### Notes on the data

- There are 6598 rows (approximately 20% of total number of records) that contain a value for "ENERGY STAR Score"
- Relatively uniform distribution of records from 2013 - 2019. Smaller # of records for 2011 and 2012
- The columns "Percent Better than National Median Site EUI" and "Percent Better than National Median Source EUI" are redundant
- We should think about reconstructing the "Total GHG Emissions Intensity" column --> there are missing data points, and others seem to be miscalculated
- **What's the difference between Site and Source EUI?? Here's a helpful link: https://www.energystar.gov/buildings/facility-owners-and-managers/existing-buildings/use-portfolio-manager/understand-metrics/difference**. 
- Main takeaway from the above: we should use "source EUI". But we can try generating different models with either one, or both

In [None]:
import pandas as pd
import numpy as np

In [None]:
data = pd.read_csv('energy_building_data_retabulated.csv')
pd.set_option('display.max_columns', None)
pd.set_option('display.max_rows', None)

#Create a separate dataframe that only contains values where ENERGY STAR score is not null
data_not_null = data[~data["ENERGY STAR Score"].isnull()]

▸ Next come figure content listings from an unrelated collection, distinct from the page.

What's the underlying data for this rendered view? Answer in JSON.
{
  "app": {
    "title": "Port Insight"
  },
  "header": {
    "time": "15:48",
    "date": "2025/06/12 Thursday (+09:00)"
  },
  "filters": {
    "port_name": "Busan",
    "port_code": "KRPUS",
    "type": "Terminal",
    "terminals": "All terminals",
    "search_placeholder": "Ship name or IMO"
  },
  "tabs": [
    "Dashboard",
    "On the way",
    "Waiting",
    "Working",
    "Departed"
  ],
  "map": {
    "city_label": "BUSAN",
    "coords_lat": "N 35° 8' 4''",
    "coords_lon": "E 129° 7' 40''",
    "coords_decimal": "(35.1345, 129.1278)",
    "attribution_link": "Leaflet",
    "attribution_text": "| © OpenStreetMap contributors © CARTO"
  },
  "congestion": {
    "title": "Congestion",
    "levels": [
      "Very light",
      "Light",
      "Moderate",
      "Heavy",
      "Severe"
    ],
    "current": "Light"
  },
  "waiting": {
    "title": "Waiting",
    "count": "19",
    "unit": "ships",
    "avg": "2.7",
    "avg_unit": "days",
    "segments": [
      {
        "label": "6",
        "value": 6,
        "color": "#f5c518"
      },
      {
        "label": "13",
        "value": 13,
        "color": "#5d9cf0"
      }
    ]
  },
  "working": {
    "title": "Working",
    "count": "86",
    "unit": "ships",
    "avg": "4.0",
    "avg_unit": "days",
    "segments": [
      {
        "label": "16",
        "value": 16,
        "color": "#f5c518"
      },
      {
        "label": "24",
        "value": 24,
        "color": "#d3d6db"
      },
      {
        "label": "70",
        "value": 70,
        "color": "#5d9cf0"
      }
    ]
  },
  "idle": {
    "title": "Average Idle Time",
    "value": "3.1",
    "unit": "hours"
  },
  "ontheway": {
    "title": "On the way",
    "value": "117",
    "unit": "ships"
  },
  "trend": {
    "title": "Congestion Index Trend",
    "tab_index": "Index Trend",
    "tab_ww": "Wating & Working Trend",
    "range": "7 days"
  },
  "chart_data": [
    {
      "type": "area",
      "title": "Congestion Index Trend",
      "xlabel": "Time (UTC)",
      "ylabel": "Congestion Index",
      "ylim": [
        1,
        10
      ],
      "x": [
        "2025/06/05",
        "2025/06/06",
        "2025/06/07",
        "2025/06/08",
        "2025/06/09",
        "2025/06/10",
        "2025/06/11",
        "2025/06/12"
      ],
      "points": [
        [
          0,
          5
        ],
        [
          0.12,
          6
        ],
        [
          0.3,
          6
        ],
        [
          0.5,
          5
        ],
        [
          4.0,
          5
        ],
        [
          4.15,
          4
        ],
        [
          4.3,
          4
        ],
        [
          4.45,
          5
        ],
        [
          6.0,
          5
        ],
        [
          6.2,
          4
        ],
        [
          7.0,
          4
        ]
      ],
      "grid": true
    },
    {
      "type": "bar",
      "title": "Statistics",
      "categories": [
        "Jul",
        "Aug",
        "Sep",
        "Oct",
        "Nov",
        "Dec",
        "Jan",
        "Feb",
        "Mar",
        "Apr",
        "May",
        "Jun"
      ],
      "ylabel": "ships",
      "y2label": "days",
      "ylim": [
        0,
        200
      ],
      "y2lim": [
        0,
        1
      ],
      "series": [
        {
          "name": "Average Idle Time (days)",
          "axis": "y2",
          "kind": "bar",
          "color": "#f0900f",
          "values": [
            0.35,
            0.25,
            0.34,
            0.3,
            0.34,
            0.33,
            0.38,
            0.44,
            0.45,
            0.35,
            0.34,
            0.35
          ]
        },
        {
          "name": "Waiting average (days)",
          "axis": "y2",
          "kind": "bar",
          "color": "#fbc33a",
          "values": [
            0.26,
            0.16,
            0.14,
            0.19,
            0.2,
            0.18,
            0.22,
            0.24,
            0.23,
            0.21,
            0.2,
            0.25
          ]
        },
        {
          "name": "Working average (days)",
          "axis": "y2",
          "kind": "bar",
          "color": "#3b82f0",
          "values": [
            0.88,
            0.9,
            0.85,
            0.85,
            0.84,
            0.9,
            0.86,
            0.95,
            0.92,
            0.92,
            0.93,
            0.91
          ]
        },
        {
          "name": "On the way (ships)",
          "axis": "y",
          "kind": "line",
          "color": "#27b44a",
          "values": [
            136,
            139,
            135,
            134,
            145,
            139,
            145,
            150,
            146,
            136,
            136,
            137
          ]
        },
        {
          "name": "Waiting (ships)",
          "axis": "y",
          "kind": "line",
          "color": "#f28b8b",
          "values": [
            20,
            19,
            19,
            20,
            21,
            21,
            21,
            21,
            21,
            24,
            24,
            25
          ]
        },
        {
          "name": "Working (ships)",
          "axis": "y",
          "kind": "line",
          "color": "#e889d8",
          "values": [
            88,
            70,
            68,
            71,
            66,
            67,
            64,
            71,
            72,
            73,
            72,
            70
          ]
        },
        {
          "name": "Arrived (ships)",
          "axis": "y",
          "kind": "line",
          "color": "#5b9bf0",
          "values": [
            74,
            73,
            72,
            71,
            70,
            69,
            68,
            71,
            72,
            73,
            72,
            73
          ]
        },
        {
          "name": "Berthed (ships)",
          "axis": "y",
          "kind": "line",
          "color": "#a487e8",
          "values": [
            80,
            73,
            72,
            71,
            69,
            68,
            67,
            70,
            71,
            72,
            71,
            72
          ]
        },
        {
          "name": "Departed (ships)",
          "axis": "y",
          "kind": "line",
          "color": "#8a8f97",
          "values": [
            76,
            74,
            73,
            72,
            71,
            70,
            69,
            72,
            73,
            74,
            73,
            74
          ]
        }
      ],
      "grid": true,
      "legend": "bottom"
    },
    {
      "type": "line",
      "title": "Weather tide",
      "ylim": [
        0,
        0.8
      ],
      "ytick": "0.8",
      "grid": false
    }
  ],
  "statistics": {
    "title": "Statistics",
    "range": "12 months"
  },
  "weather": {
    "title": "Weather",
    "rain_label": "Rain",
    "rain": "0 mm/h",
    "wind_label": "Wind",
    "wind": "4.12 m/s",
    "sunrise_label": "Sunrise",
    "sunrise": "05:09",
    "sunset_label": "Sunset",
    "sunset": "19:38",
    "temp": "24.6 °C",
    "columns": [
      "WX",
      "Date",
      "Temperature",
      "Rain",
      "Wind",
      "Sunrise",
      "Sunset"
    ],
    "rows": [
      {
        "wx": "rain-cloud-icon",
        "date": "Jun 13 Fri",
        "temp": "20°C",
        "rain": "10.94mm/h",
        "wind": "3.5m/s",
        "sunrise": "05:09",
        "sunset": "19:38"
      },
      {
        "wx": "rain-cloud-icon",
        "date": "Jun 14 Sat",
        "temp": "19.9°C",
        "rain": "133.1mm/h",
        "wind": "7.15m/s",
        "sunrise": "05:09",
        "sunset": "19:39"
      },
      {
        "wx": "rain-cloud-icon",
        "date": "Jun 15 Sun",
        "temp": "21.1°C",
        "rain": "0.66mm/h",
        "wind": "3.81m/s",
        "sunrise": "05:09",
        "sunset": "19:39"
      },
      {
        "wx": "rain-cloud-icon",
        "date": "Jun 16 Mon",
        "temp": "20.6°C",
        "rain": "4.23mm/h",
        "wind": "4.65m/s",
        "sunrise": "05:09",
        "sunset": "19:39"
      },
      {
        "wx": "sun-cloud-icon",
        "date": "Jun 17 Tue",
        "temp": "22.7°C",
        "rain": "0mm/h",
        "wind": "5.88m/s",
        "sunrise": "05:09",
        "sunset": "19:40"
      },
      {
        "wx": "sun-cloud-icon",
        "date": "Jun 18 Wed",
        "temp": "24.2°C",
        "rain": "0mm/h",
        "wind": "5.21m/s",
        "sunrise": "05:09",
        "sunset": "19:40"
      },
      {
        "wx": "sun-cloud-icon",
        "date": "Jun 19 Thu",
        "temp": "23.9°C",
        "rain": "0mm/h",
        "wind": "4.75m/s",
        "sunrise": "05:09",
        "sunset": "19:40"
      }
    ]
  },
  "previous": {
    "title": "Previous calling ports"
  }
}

#dimension of the dataframe
data_not_null.shape

#count the number of records per year
data_not_null[["year", "ENERGY STAR Score"]].groupby(['year']).count()

# Count the number of null records per column
data_not_null.isna().sum()

#Feature Engineering
data_not_null["Previous Year ENERGY STAR Score"] = data_not_null.groupby(["Parcel(s)"])["ENERGY STAR Score"].shift()
data_not_null["Two Years Ago ENERGY STAR Score"] = data_not_null.groupby(["Parcel(s)"])["ENERGY STAR Score"].shift(2)
data_not_null["Current Year YoY Change"] = data_not_null["ENERGY STAR Score"] - data_not_null["Previous Year ENERGY STAR Score"]
data_not_null["Previous Year YoY Change"] = data_not_null["Previous Year ENERGY STAR Score"] - data_not_null["Two Years Ago ENERGY STAR Score"]
data_not_null["Age In Years"] = data_not_null.apply(lambda row: row["year"] - row["Year Built"], axis=1)
data_not_null["Recalculated GHG Emissions Intensity (kgCO2e/ft2)"] = data_not_null.apply(lambda row: row["Total GHG Emissions (Metric Tons CO2e)"] * 1000 / row["Floor Area"], axis=1)
data_not_null["Is Downtown"] = data_not_null.apply(lambda row: True if row["Postal Code"] in [94103, 94104, 94105, 94107, 94108] else False, axis=1)

data_not_null_dropped = data_not_null.drop(columns=["Total GHG Emissions Intensity (kgCO2e/ft2)", "Benchmark Status", 
                            "Reason for Exemption", "PIM Link"]);
data_not_null.to_csv("building_energy_data_final.csv")